What you want to prove is that
For all $\epsilon >0$, there exists a natural number $N$ such that, whenever $n\geq N$, we have $$\left|\frac{(-1)^n}{n}\right|<\epsilon$$
But $\left|\dfrac{(-1)^n}{n}\right|=\dfrac 1 n$.
In fact, what you want to prove is then that
For all $\epsilon >0$, there exists a natural number $N$ such that, whenever $n\geq N$, we have $$\dfrac 1 n <\epsilon$$
This is in fact a consequence of the unboundedness of the natural numbers. Particularily
For all $\epsilon >0$, there exists a natural number $N$ such that, $$\dfrac 1 N <\epsilon$$
is what we call the Archimedean property of the real numbers.
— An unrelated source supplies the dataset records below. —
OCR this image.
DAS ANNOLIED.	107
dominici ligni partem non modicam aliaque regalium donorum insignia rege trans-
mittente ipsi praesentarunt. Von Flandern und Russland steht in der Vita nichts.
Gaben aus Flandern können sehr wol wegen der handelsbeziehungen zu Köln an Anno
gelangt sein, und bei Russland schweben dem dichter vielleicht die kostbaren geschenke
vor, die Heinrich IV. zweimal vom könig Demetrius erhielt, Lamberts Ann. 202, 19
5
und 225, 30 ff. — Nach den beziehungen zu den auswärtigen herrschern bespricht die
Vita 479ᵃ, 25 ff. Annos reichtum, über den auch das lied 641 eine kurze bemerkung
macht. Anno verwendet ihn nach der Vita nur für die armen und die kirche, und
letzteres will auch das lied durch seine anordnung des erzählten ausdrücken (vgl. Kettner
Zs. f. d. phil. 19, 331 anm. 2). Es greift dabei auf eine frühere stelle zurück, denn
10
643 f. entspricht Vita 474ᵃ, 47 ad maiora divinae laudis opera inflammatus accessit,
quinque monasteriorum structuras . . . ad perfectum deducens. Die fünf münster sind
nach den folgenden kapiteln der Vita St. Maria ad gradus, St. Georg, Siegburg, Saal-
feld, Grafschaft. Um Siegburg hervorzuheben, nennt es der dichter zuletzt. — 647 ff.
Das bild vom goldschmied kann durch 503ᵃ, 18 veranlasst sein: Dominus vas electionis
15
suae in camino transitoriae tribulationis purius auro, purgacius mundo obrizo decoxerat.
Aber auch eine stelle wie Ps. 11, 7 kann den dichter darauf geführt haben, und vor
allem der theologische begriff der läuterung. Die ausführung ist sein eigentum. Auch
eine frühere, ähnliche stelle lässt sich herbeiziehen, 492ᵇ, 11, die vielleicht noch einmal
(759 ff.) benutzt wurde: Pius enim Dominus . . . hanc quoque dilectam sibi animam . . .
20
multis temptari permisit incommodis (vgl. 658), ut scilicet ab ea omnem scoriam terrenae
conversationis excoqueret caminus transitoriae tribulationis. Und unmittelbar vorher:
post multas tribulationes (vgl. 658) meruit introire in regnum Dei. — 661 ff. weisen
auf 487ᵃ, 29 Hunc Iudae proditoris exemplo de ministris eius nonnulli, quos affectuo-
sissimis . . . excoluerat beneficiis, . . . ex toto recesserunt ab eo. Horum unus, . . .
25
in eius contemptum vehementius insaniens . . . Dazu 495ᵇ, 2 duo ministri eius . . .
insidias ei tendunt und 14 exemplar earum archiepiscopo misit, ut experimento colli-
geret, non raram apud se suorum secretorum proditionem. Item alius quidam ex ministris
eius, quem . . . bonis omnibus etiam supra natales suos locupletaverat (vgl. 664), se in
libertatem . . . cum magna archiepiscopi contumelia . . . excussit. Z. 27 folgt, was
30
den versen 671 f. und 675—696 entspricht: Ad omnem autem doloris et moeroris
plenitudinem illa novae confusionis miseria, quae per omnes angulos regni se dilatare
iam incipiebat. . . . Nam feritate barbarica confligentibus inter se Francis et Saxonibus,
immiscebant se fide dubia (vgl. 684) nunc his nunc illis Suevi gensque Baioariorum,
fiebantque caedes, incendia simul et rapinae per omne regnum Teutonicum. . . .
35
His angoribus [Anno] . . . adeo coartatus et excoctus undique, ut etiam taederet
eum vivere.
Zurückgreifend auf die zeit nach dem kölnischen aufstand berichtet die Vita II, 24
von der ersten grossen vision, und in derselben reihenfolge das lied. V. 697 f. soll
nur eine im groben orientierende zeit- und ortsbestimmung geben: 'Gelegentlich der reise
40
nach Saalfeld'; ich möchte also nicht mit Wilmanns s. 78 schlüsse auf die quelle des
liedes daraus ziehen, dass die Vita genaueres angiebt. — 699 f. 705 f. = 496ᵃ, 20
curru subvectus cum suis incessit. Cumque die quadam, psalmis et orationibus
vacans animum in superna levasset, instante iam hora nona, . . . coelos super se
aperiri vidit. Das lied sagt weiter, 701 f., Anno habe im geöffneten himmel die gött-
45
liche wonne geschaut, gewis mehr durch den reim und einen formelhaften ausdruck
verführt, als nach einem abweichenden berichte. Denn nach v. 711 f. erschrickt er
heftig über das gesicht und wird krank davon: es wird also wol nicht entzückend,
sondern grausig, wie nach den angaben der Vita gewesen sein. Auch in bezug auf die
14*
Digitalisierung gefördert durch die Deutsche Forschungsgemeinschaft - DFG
Basically, if there was some $\epsilon$ such that for no natural number $n$
$$\dfrac 1 n <\epsilon$$
would hold, this would mean
$$\dfrac 1 n \geq \epsilon$$
for all natural numbers, so
$$\dfrac 1 \epsilon \geq n$$
which would mean $\dfrac 1 \epsilon$ is an upper bound for the natural numbers, which is impossible.
As Ross is suggesting, since $$n\frac 1 n>\frac 1{n+1}$$ so if there is one $N$ that works, all other naturals greater than it will also work, so you can put all of the above into a proof.